Gelin, korkuyu değil umudu büyütelim. Gelin, yalnızlığı değil dayanışmayı büyütelim. Gelin, karanlığı değil aydınlığı büyütelim! Gelin, emeğin, bilimin, barışın ve özgürlüğün sesi olalım! Yaşasın 1 Mayıs! Yaşasın Emek, Demokrasi ve Barış Mücadelemiz! Yaşasın Örgütlü ve Birleşik Mücadelemiz!"
ÖZYURT: "EŞİTLİK, ÖZGÜRLÜK, ADALET, BARIŞ VE DEMOKRASİ İÇİN; EMEĞİN GÜCÜYLE ALANLARDAYIZ"
TÜRK-İŞ 'e bağlı Selüloz-İş Sendikası Çaycuma Şube Yönetim Kurulu Üyesi Fatih Özyurt da yaptığı konuşmada, "Biz, insanca çalışmak ve insanca yaşamak istiyoruz. Taşeronda, güvencesiz, kuralsız çalışmak, ucuz işgücü olmak, iş kazalarında can vermek istemiyoruz. Bizler alın teriyle, haram lokma yemeden yaşam mücadelesi verenleriz. Ekmeğin hakça bölüşümünün mücadelesini veriyoruz. İşin, ekmeğin olmadığı bir yerde sosyal barışın da olmayacağını biliyoruz.
Emeğin baş tacı edildiği, her alanda demokrasinin geçerli olduğu bir düzen istiyoruz. Sorunlara karşı mücadeleyi yükseltmek için tekrar bir aradayız.

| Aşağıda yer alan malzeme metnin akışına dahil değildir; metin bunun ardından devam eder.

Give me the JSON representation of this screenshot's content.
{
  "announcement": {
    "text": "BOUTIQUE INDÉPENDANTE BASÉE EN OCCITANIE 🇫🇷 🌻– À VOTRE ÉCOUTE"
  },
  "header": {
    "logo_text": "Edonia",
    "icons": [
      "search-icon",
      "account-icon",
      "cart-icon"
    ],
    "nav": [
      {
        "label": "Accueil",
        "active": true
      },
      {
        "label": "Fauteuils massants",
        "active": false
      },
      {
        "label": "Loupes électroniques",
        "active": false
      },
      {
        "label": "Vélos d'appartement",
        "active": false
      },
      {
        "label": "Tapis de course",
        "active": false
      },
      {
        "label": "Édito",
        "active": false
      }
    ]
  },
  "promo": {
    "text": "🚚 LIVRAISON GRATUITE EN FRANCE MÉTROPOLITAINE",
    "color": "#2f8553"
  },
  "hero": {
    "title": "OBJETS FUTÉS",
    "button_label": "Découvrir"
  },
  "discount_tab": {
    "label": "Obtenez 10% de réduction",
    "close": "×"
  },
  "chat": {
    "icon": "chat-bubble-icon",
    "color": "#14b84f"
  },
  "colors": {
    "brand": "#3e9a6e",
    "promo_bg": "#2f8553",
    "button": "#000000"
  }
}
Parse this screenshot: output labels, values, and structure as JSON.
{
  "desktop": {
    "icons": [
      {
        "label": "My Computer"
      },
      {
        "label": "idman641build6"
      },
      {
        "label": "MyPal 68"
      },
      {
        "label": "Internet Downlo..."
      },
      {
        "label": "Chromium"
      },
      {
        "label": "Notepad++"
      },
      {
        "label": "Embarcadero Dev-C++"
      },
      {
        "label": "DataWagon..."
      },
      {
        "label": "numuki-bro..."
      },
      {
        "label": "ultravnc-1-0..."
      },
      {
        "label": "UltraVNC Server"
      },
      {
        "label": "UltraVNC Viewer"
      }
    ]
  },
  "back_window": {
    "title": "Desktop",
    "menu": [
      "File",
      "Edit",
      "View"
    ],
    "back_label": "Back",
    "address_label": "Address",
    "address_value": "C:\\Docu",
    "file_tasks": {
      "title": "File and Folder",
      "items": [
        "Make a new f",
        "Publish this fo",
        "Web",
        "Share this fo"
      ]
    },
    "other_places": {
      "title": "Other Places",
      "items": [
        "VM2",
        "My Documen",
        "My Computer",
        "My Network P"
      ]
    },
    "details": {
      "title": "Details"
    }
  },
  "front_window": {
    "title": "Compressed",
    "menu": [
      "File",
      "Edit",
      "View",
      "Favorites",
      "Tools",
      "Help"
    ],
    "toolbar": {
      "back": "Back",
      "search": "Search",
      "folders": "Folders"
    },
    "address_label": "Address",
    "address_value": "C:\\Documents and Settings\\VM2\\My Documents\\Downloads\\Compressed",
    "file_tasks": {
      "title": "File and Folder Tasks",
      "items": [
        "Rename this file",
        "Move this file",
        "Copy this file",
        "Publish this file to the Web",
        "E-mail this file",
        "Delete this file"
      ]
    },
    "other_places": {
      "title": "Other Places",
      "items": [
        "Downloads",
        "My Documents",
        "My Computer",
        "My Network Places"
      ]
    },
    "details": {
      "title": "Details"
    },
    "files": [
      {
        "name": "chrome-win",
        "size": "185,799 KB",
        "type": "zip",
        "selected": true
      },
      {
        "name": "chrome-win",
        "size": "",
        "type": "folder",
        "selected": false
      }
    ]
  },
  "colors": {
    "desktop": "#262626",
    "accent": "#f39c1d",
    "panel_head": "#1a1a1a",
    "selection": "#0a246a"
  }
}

Kıdem tazminatımıza el uzatılmasına, haksız yere işten çıkarmalara, açlığa ve sefalete mahkûm bırakılmaya, sendikasızlaştırmaya, güvencesizleştirmeye çocuklarımızın geleceğinin çalınmasına ve topyekûn hayatımızın karartılmasına karşı alanlardayız. Eşitliği, barışı, kardeşliği ve özgürlüğü ülkemizde ve tüm dünyada egemen kılacak güç bizleriz. Tüm kurum ve kurallarıyla demokrasi, ancak bizlerin mücadelesiyle sağlanabilir. Bugün mücadele azmimizi bir kez daha haykırmak için buradayız.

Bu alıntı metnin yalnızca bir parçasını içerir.